Clive Tompkins: Okay, turning to the capital raising, how was this received?

Mark McAuliffe: Oh exceptionally well. I must admit we were very surprised how well it was received – over the last year it has been difficult for all mining companies with the flight of capital out of the capital markets. But what we’ve seen is a very strong stream of cash coming back in for good quality projects. Investors are quite discerning of what they’re looking at, but when we went through the details of our project and listeners have the opportunity of looking at that detail in the presentation we released on the 20th of October, we were surprised how strong the support was. We have been clearly over subscribed in what we chased. We went away looking for five to ten million dollars - crossing our fingers that the markets had turned and that sentiment had turned. And we significantly exceeded the ten that we had as our upper level and we had to cut a number of investors back and the support was wide ranging. We made presentations to approximately forty parties in Hong Kong, China, Singapore, Sydney and Melbourne and our brokers made various representations on our behalf and the bulk of all of those people put in bids to be part of this placement, so we now have a number of new institutional funds investing in the company. We have a number of new brokers who’ve not previously been involved in the stock that brought their investors into the stock. So that certainly the book is looking very interesting – a lot of support from a lot of different sectors that were not previously there. And that’s probably a reflection of the maturity of the company in its growth cycle. We’ve gone from the stage of being a junior explorer looking for our deposit, we’ve found that deposit, we’ve now progressed it, expanded it and we’re looking to expand it again. And now our profile is at that transitional stage from junior explorer, moving into a merging producer and that’s the stage where historically you do get a lot of investor support. And we’ve certainly seen that in Hazelwood with the strong support for this placement.
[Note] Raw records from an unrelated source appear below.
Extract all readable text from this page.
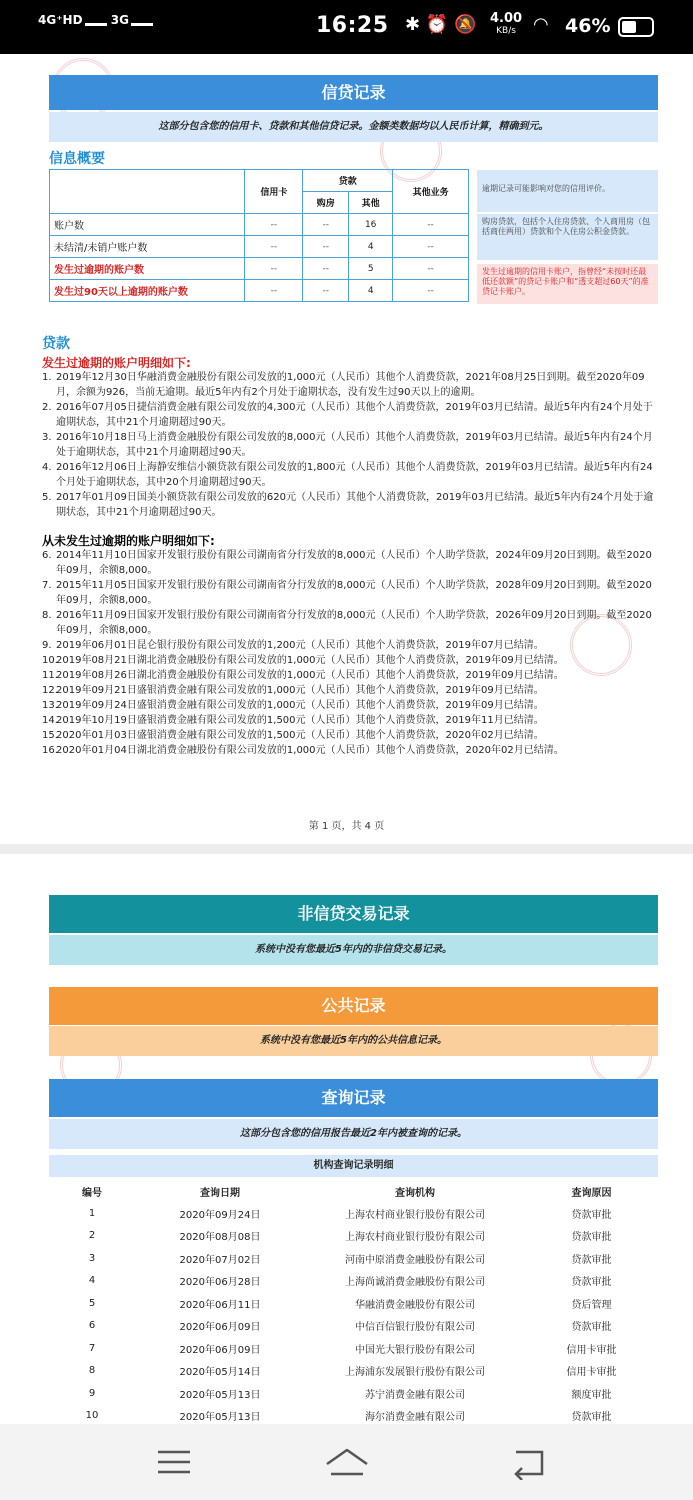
4G⁺HD 3G	16:25 ✱ ⏰ 🔕 4.00
KB/s ◠ 46%
信贷记录
这部分包含您的信用卡、贷款和其他信贷记录。金额类数据均以人民币计算，精确到元。
信息概要
	信用卡	贷款		其他业务
		购房	其他	
账户数	--	--	16	--
未结清/未销户账户数	--	--	4	--
发生过逾期的账户数	--	--	5	--
发生过90天以上逾期的账户数	--	--	4	--
逾期记录可能影响对您的信用评价。
购房贷款，包括个人住房贷款、个人商用房（包括商住两用）贷款和个人住房公积金贷款。
发生过逾期的信用卡账户，指曾经“未按时还最低还款额”的贷记卡账户和“透支超过60天”的准贷记卡账户。
贷款
发生过逾期的账户明细如下:
1. 2019年12月30日华融消费金融股份有限公司发放的1,000元（人民币）其他个人消费贷款，2021年08月25日到期。截至2020年09月，余额为926，当前无逾期。最近5年内有2个月处于逾期状态，没有发生过90天以上的逾期。
2. 2016年07月05日捷信消费金融有限公司发放的4,300元（人民币）其他个人消费贷款，2019年03月已结清。最近5年内有24个月处于逾期状态，其中21个月逾期超过90天。
3. 2016年10月18日马上消费金融股份有限公司发放的8,000元（人民币）其他个人消费贷款，2019年03月已结清。最近5年内有24个月处于逾期状态，其中21个月逾期超过90天。
4. 2016年12月06日上海静安维信小额贷款有限公司发放的1,800元（人民币）其他个人消费贷款，2019年03月已结清。最近5年内有24个月处于逾期状态，其中20个月逾期超过90天。
5. 2017年01月09日国美小额贷款有限公司发放的620元（人民币）其他个人消费贷款，2019年03月已结清。最近5年内有24个月处于逾期状态，其中21个月逾期超过90天。
从未发生过逾期的账户明细如下:
6. 2014年11月10日国家开发银行股份有限公司湖南省分行发放的8,000元（人民币）个人助学贷款，2024年09月20日到期。截至2020年09月，余额8,000。
7. 2015年11月05日国家开发银行股份有限公司湖南省分行发放的8,000元（人民币）个人助学贷款，2028年09月20日到期。截至2020年09月，余额8,000。
8. 2016年11月09日国家开发银行股份有限公司湖南省分行发放的8,000元（人民币）个人助学贷款，2026年09月20日到期。截至2020年09月，余额8,000。
9. 2019年06月01日昆仑银行股份有限公司发放的1,200元（人民币）其他个人消费贷款，2019年07月已结清。
10.
2019年08月21日湖北消费金融股份有限公司发放的1,000元（人民币）其他个人消费贷款，2019年09月已结清。
11.
2019年08月26日湖北消费金融股份有限公司发放的1,000元（人民币）其他个人消费贷款，2019年09月已结清。
12.
2019年09月21日盛银消费金融有限公司发放的1,000元（人民币）其他个人消费贷款，2019年09月已结清。
13.
2019年09月24日盛银消费金融有限公司发放的1,000元（人民币）其他个人消费贷款，2019年09月已结清。
14.
2019年10月19日盛银消费金融有限公司发放的1,500元（人民币）其他个人消费贷款，2019年11月已结清。
15.
2020年01月03日盛银消费金融有限公司发放的1,500元（人民币）其他个人消费贷款，2020年02月已结清。
16.
2020年01月04日湖北消费金融股份有限公司发放的1,000元（人民币）其他个人消费贷款，2020年02月已结清。
第 1 页，共 4 页
非信贷交易记录
系统中没有您最近5年内的非信贷交易记录。
公共记录
系统中没有您最近5年内的公共信息记录。
查询记录
这部分包含您的信用报告最近2年内被查询的记录。
机构查询记录明细
编号	查询日期	查询机构	查询原因
1	2020年09月24日	上海农村商业银行股份有限公司	贷款审批
2	2020年08月08日	上海农村商业银行股份有限公司	贷款审批
3	2020年07月02日	河南中原消费金融股份有限公司	贷款审批
4	2020年06月28日	上海尚诚消费金融股份有限公司	贷款审批
5	2020年06月11日	华融消费金融股份有限公司	贷后管理
6	2020年06月09日	中信百信银行股份有限公司	贷款审批
7	2020年06月09日	中国光大银行股份有限公司	信用卡审批
8	2020年05月14日	上海浦东发展银行股份有限公司	信用卡审批
9	2020年05月13日	苏宁消费金融有限公司	额度审批
10	2020年05月13日	海尔消费金融有限公司	贷款审批
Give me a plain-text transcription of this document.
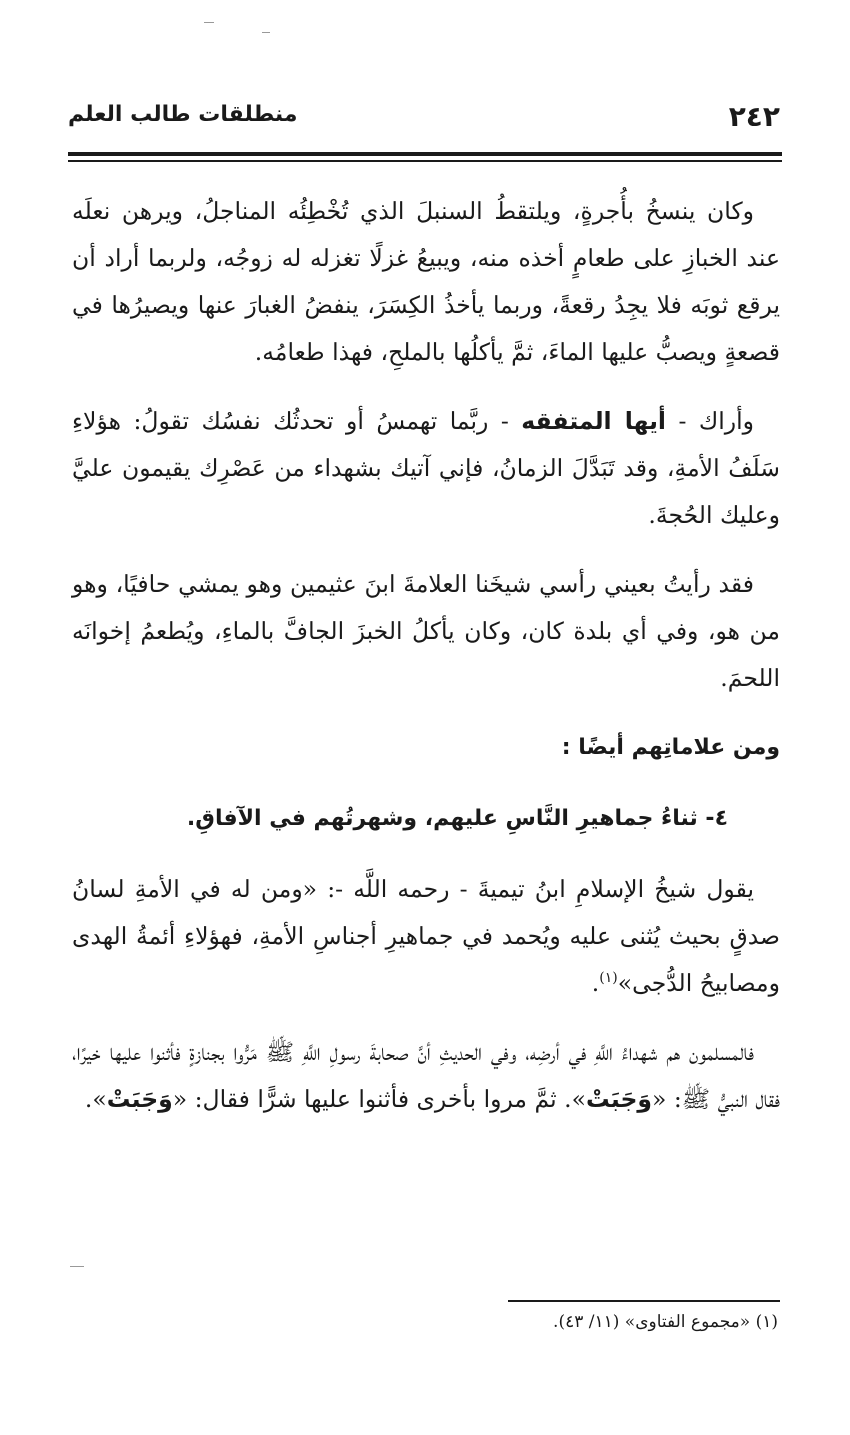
٢٤٢
منطلقات طالب العلم

وكان ينسخُ بأُجرةٍ، ويلتقطُ السنبلَ الذي تُخْطِئُه المناجلُ، ويرهن نعلَه عند الخبازِ على طعامٍ أخذه منه، ويبيعُ غزلًا تغزله له زوجُه، ولربما أراد أن يرقع ثوبَه فلا يجِدُ رقعةً، وربما يأخذُ الكِسَرَ، ينفضُ الغبارَ عنها ويصيرُها في قصعةٍ ويصبُّ عليها الماءَ، ثمَّ يأكلُها بالملحِ، فهذا طعامُه.

وأراك - أيها المتفقه - ربَّما تهمسُ أو تحدثُك نفسُك تقولُ: هؤلاءِ سَلَفُ الأمةِ، وقد تَبَدَّلَ الزمانُ، فإني آتيك بشهداء من عَصْرِك يقيمون عليَّ وعليك الحُجةَ.

فقد رأيتُ بعيني رأسي شيخَنا العلامةَ ابنَ عثيمين وهو يمشي حافيًا، وهو من هو، وفي أي بلدة كان، وكان يأكلُ الخبزَ الجافَّ بالماءِ، ويُطعمُ إخوانَه اللحمَ.

ومن علاماتِهم أيضًا :
٤- ثناءُ جماهيرِ النَّاسِ عليهم، وشهرتُهم في الآفاقِ.

يقول شيخُ الإسلامِ ابنُ تيميةَ - رحمه اللَّه -: «ومن له في الأمةِ لسانُ صدقٍ بحيث يُثنى عليه ويُحمد في جماهيرِ أجناسِ الأمةِ، فهؤلاءِ أئمةُ الهدى ومصابيحُ الدُّجى»$^{(١)}$.

فالمسلمون هم شهداءُ اللَّهِ في أرضِه، وفي الحديثِ أنَّ صحابةَ رسولِ اللَّهِ ﷺ مَرُّوا بجنازةٍ فأثنوا عليها خيرًا، فقال النبيُّ ﷺ: «وَجَبَتْ». ثمَّ مروا بأخرى فأثنوا عليها شرًّا فقال: «وَجَبَتْ».

(١) «مجموع الفتاوى» (١١/ ٤٣).
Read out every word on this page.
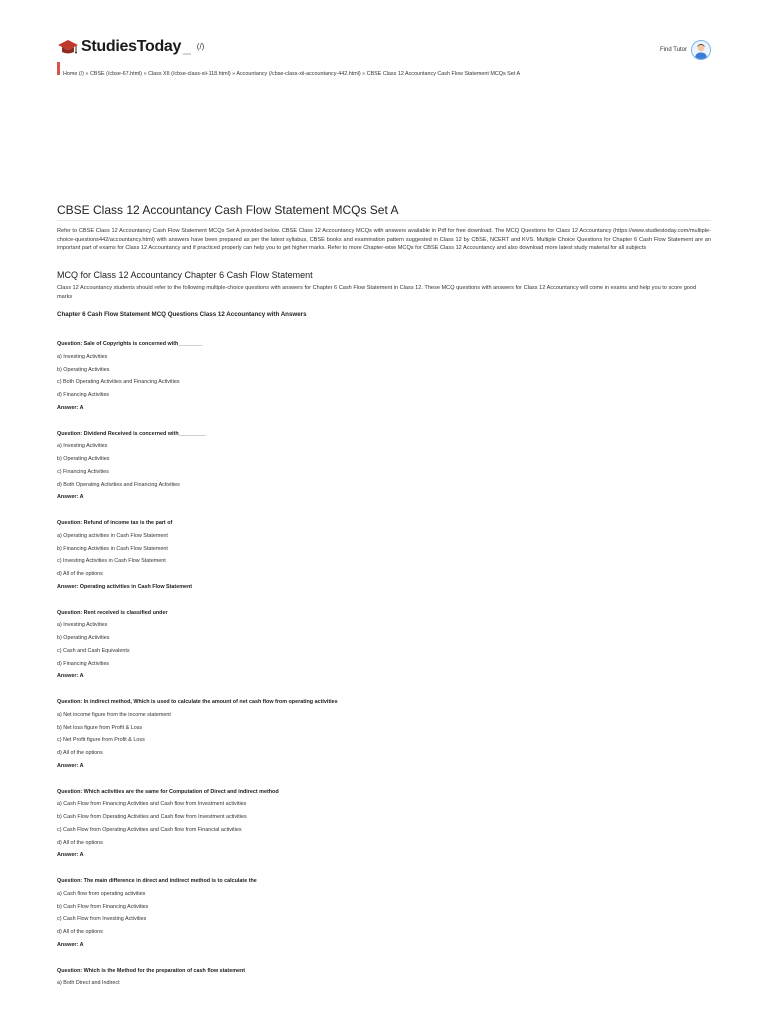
StudiesToday .com
(/)	Find Tutor
Home (/) » CBSE (/cbse-67.html) » Class XII (/cbse-class-xii-118.html) » Accountancy (/cbse-class-xii-accountancy-442.html) » CBSE Class 12 Accountancy Cash Flow Statement MCQs Set A
CBSE Class 12 Accountancy Cash Flow Statement MCQs Set A

Refer to CBSE Class 12 Accountancy Cash Flow Statement MCQs Set A provided below. CBSE Class 12 Accountancy MCQs with answers available in Pdf for free download. The MCQ Questions for Class 12 Accountancy (https://www.studiestoday.com/multiple-choice-questions442/accountancy.html) with answers have been prepared as per the latest syllabus, CBSE books and examination pattern suggested in Class 12 by CBSE, NCERT and KVS. Multiple Choice Questions for Chapter 6 Cash Flow Statement are an important part of exams for Class 12 Accountancy and if practiced properly can help you to get higher marks. Refer to more Chapter-wise MCQs for CBSE Class 12 Accountancy and also download more latest study material for all subjects

MCQ for Class 12 Accountancy Chapter 6 Cash Flow Statement

Class 12 Accountancy students should refer to the following multiple-choice questions with answers for Chapter 6 Cash Flow Statement in Class 12. These MCQ questions with answers for Class 12 Accountancy will come in exams and help you to score good marks

Chapter 6 Cash Flow Statement MCQ Questions Class 12 Accountancy with Answers

Question: Sale of Copyrights is concerned with________
a) Investing Activities
b) Operating Activities
c) Both Operating Activities and Financing Activities
d) Financing Activities
Answer: A
Question: Dividend Received is concerned with_________
a) Investing Activities
b) Operating Activities
c) Financing Activities
d) Both Operating Activities and Financing Activities
Answer: A
Question: Refund of income tax is the part of
a) Operating activities in Cash Flow Statement
b) Financing Activities in Cash Flow Statement
c) Investing Activities in Cash Flow Statement
d) All of the options
Answer: Operating activities in Cash Flow Statement
Question: Rent received is classified under
a) Investing Activities
b) Operating Activities
c) Cash and Cash Equivalents
d) Financing Activities
Answer: A
Question: In indirect method, Which is used to calculate the amount of net cash flow from operating activities
a) Net income figure from the income statement
b) Net loss figure from Profit & Loss
c) Net Profit figure from Profit & Loss
d) All of the options
Answer: A
Question: Which activities are the same for Computation of Direct and indirect method
a) Cash Flow from Financing Activities and Cash flow from Investment activities
b) Cash Flow from Operating Activities and Cash flow from Investment activities
c) Cash Flow from Operating Activities and Cash flow from Financial activities
d) All of the options
Answer: A
Question: The main difference in direct and indirect method is to calculate the
a) Cash flow from operating activities
b) Cash Flow from Financing Activities
c) Cash Flow from Investing Activities
d) All of the options
Answer: A
Question: Which is the Method for the preparation of cash flow statement
a) Both Direct and Indirect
Clive Tompkins: Okay, look in terms of the capital raising; it was only open to clients of Hartleys, will other shareholders be given the opportunity to participate on the same terms?

Clive McAuliffe: Absolutely, it’s very important that you look after the shareholders who do not qualify for that sophisticated investor exemption to come into placements. And so that we made a decision, before we actually went out to do this placement, that part of the placement would involve a share purchase plan for our shareholders. And we would hope that when we post out the notice of general meeting, which we need to approve the second transcript for this placement - we anticipate that going out in the next two or three working days. We will also be posting out to all our shareholders, details of the share purchase plan to enable them to participate on exactly the same price in terms, as those investors who have come into the company on this round.